Located on the west side of the turnpike above the intersection with Bond Road, this house faces east towards Konold's Pond and West Rock across the highway. A picket fence borders the roadway.
1862 Litchfield Turnpike is a three-bay, gable-to-street house that combines the Greek Revival and Italianate styles, not uncommon for a house of this date. Among its style features from the Greek Revival period are the multi-paned rectangular window in the facade gable, the pronounced cornice returns, and the relatively low pitch of the roof. The Italianate portico has very unusual open Tuscan posts, a shouldered-arched frieze, -1 and a series of small decorative brackets under the cornice of its flat roof. The door itself is framed with plain pilasters. The two-story wing on the left elevation may be a later addition.
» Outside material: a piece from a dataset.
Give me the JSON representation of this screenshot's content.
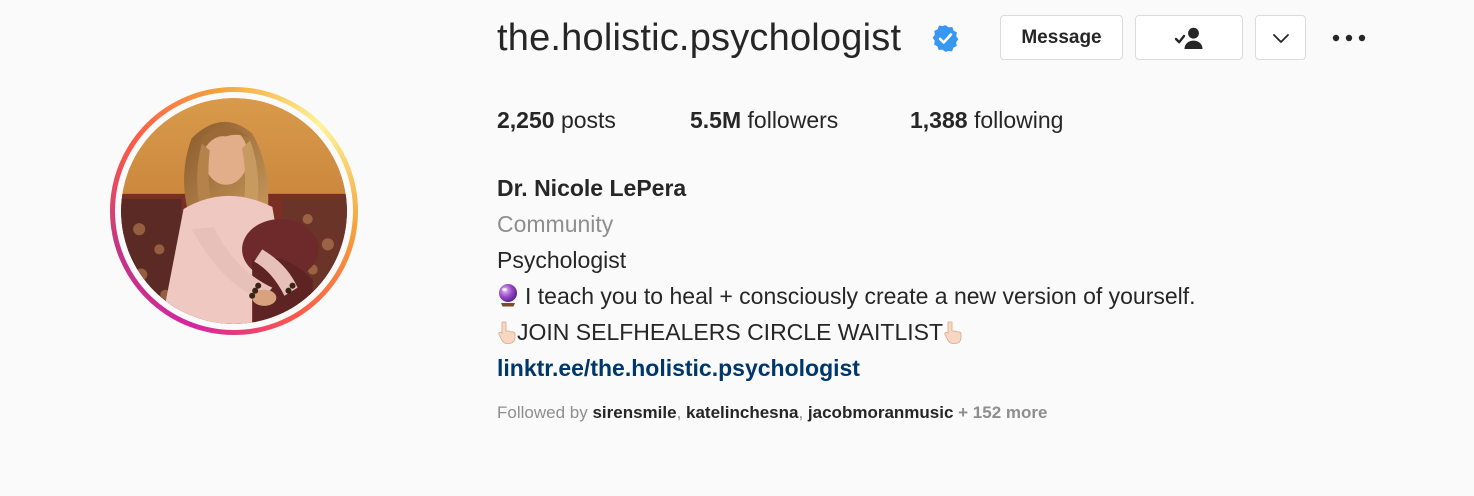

It has an open Victorian porch across its facade, a smaller three-paned gable window, and an enclosed porch at the rear, connected to a carport. The shed roof of the porch is supported by turned posts, joined with a spindle course Many of the operable double-hung windows in the main block contain 6-over-6 sash, which is consistent with the period of construction, and those in the wing have 2-over-2.
Historically associated with the Bishop family for much of its history, this fine well-preserved example of a Greek Revival/Italianate house was constructed for Henry F.. Bishop. His father, Benjamin Bishop (1807-1885), who had bought this 1+-acre property in 1856 from Jacob Avery, lived at #1880 farther north on this road. In 1865 Henry F. Bishop (1846-1876) returned from the Civil War. In May of 1868 he married Catherine Sperry (1842-1925), the daughter of Enos Sperry, and the house was completed in December of that year. They had two sons, Charles H. and Burton. F. Henry Bishop was a carpenter, but, according to a diary kept by his sister, Josephine, he hired George Peck to build his house. Although there appears to little similarity today, Peck's house at 486 Amity Road was to be a model. Henry and his father, a master mason, apparently laid up the cellar walls. Following Henry's premature death at age 29, his widow, who had life use, married Dwight E. Todd (1834-1901) in 1877 and they had two :children, Leonard and Julia. When she died, the property reverted to her surviving son by her first marriage, Burton F. Bishop, then a dentist in New Haven. This property left the family when Burton sold it to Loretta C. Doolittle, the wife of Herbert S., in 1925, but Burton's sons later lived in the neighborhood. B. Henry Bishop built a new house at #1866 in 1941 and the property at #1880 descended to his brother, Joseph A. Bishop, in 1949.